Langerhans cell histiocytosis (LCH) is an uncommon disease encompassing three clinically different entities: eosinophilic granuloma, Hand-Schüller-Christian disease, and Abt-Letterer-Siewe disease. Despite usually being a multisystemic disease affecting numerous different organs, involvement of the thyroid gland is extremely rare, and only a few cases in adults have been described in the literature. Herein, we present the case of a 28-year-old male patient presenting with LCH involving the skin, the skeletal system, and the thyroid gland. Fine needle aspiration (FNA) of the thyroid was performed and showed the typical Langerhans cells (LC) with foamy cytoplasm and slender nuclei with longitudinal grooves against a background of inflammatory cells with only a few eosinophilic granulocytes.

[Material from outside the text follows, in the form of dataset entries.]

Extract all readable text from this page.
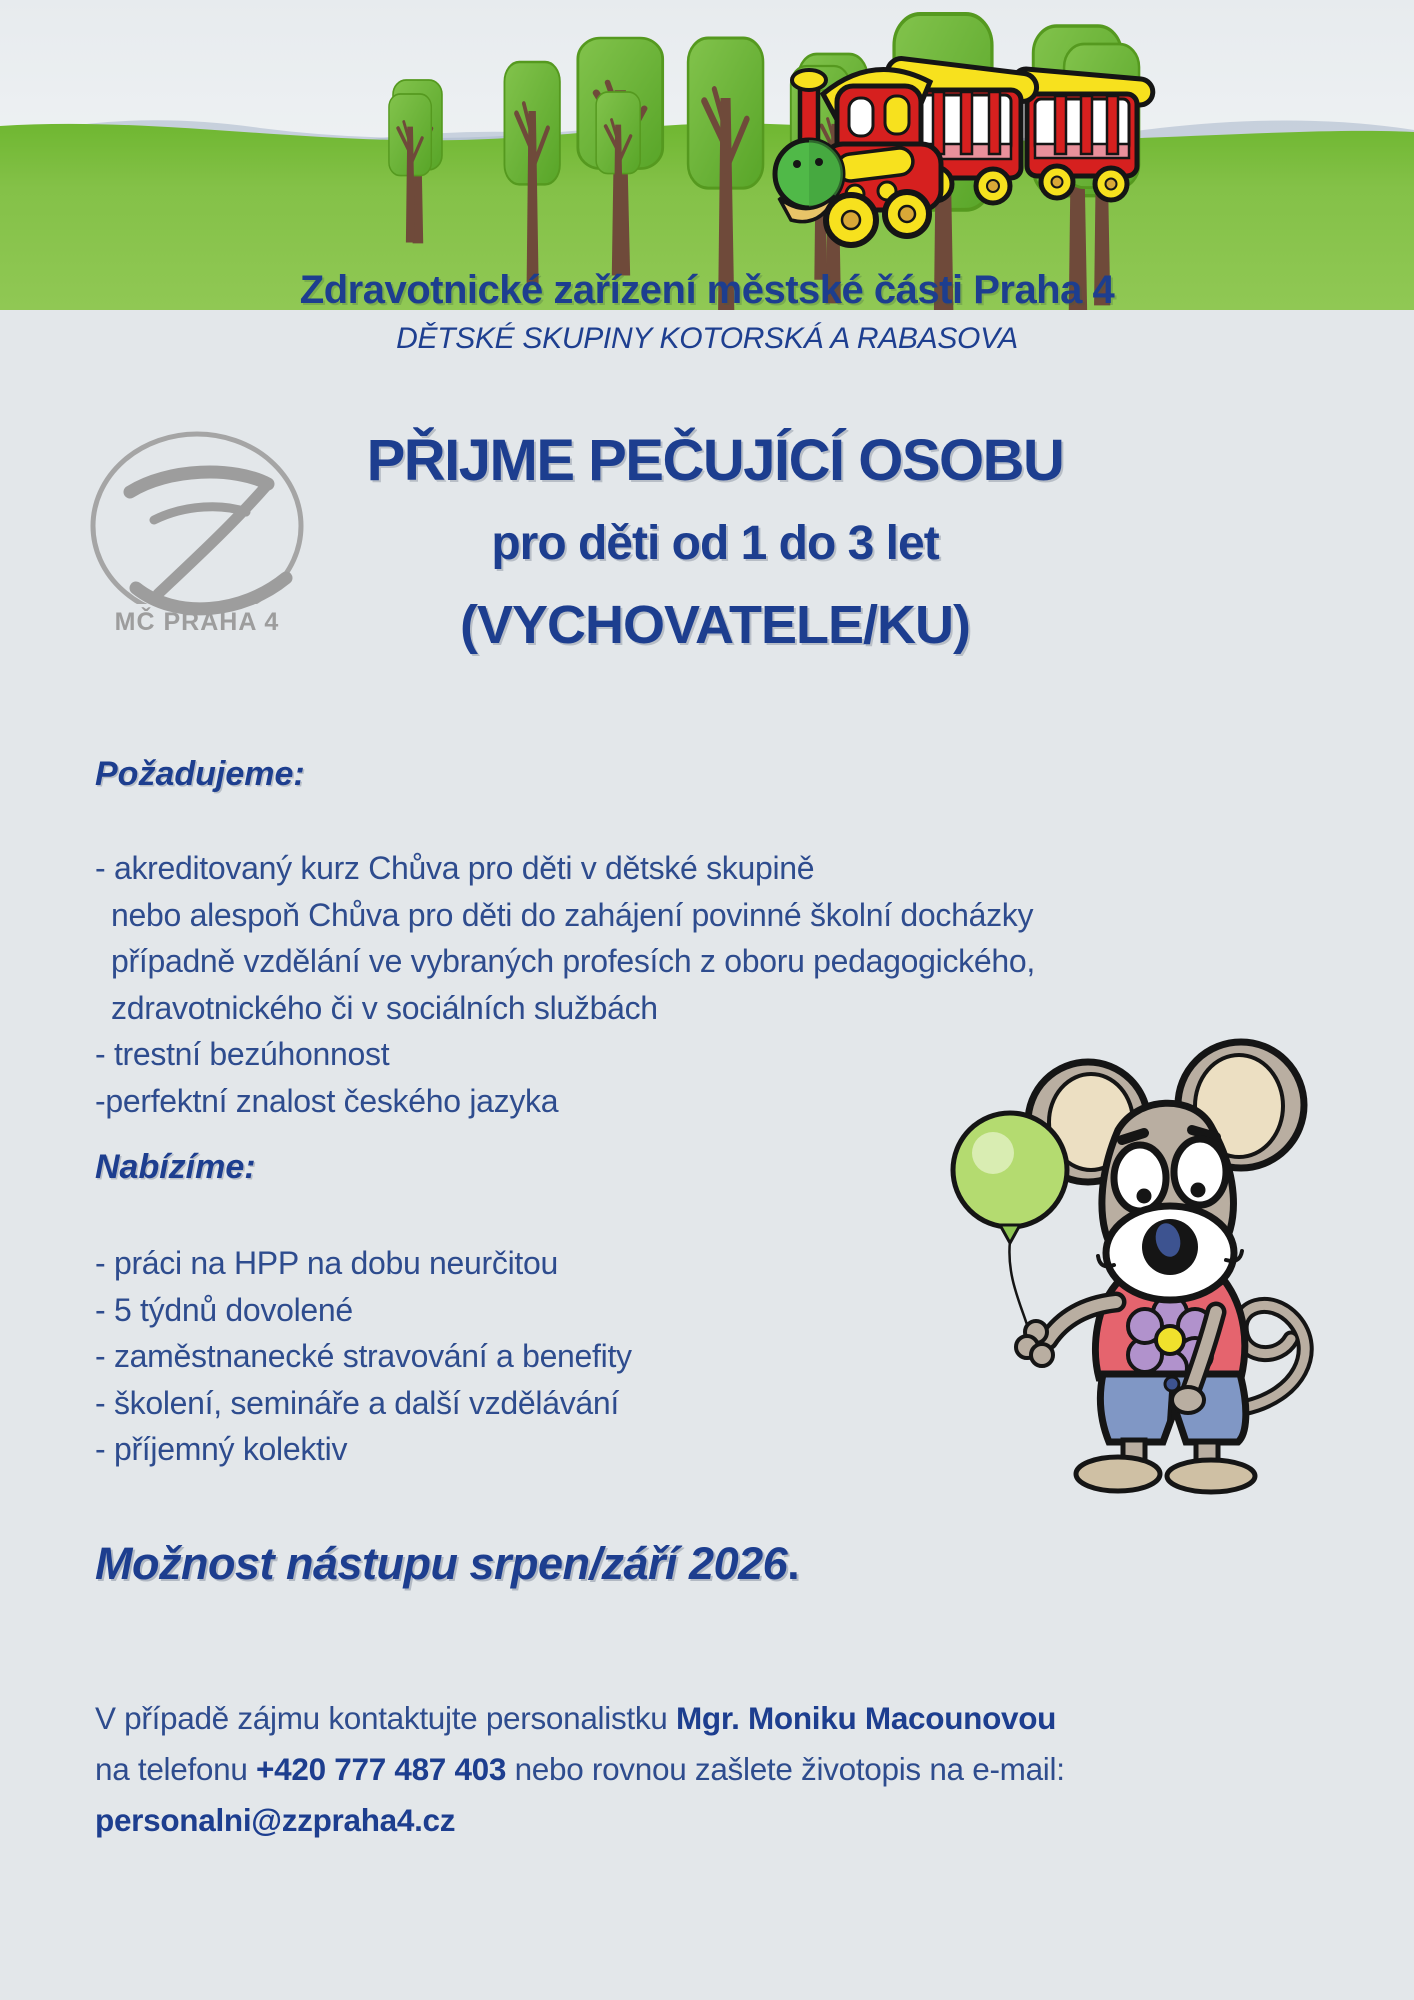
Zdravotnické zařízení městské části Praha 4
DĚTSKÉ SKUPINY KOTORSKÁ A RABASOVA
MČ PRAHA 4
PŘIJME PEČUJÍCÍ OSOBU
pro děti od 1 do 3 let
(VYCHOVATELE/KU)
Požadujeme:
- akreditovaný kurz Chůva pro děti v dětské skupině
nebo alespoň Chůva pro děti do zahájení povinné školní docházky
případně vzdělání ve vybraných profesích z oboru pedagogického,
zdravotnického či v sociálních službách
- trestní bezúhonnost
-perfektní znalost českého jazyka
Nabízíme:
- práci na HPP na dobu neurčitou
- 5 týdnů dovolené
- zaměstnanecké stravování a benefity
- školení, semináře a další vzdělávání
- příjemný kolektiv
Možnost nástupu srpen/září 2026.
V případě zájmu kontaktujte personalistku Mgr. Moniku Macounovou
na telefonu +420 777 487 403 nebo rovnou zašlete životopis na e-mail:
personalni@zzpraha4.cz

Immunocytochemically, the LC showed positive staining with antibodies against CD1a and Langerin, a recently detected glycoprotein exclusively expressed in LC. Langerin is the major protein that makes up the so-called Birbeck granules, the electronmicroscopical hallmark of LC. Since LCH involvement of the thyroid is occasionally mistaken for papillary thyroid carcinoma cells, we propose that application of Langerin in combination with CD1a is a helpful diagnostic adjunct for the correct assessment of LCH affecting the thyroid gland.

Introduction

Langerhans cell histiocytosis (LCH, formerly referred to as histiocytosis X) is an uncommon disease of hitherto unknown pathogenesis [5]. The entity shows numerous different clinical manifestations and has been subcategorized into three distinct forms: (1) eosinophilic granuloma, a benign disease involving the skeletal system and lungs [14]; (2) Hand-Schüller-Christian disease, usually affecting children younger than 10 years presenting with diabetes insipidus, exophtalmos, hepatosplenomegaly, and bony lesions [1], [11]; and (3) Abt-Letterer-Siewe disease, the rarest and most aggressive form of Langerhans histiocytic proliferations affecting children under 2 years with visceromegaly, lymphadenopathy, bile duct damage, and neuropsychological deficits [7]. Attempts to outline genetic, infectious, or environmental etiological factors that cause LCH have failed [1]. Recently, monoclonality was demonstrated and supports a neoplastic origin of LCH [17]. Despite being a multisystemic disease, involvement of the thyroid gland is rare and may be either isolated or presented as part of a multifocal process. Involvement of the thyroid gland can be focal or diffuse and results in organ enlargement, occasionally accompanied by nodular goiter, lymphocytic thyreoiditis, or papillary carcinoma [4].

The principal cell present in all LCH forms is a non-pigmentary dentritic cell of the monocytic lineage residing in the epidermis [5]. Langerhans cells (LC) resemble other monocytic elements, but show a vesicular nucleus with a groove parallel to the long axis and vacuolated cytoplasm (“coffee-bean-appearance”) [8]. By electron microscopy, characteristic linear rod-shaped cytoplasmic inclusions are demonstrated (Birbeck granules) [13]. Moreover, numerous eosinophilic granulocytes are often found in LCH lesions. LC can be demonstrated with antibodies directed against CD40, CD52, CD154, CD1a, and S-100 protein [10]. Langerin is a recently identified 40 kDa glycoprotein, which is selectively expressed on both the surface and the cytoplasm of immature dentritic cells/Langerhans cells [16]. Antibodies directed against this protein are commercially available and can be used for immunocytochemical characterization of LC. We report a case of a 28-year-old male patient, who presented with LCH with thyroid involvement, which was diagnosed in a fine needle aspiration (FNA) biopsy based on both cytomorphology and immunocytochemistry.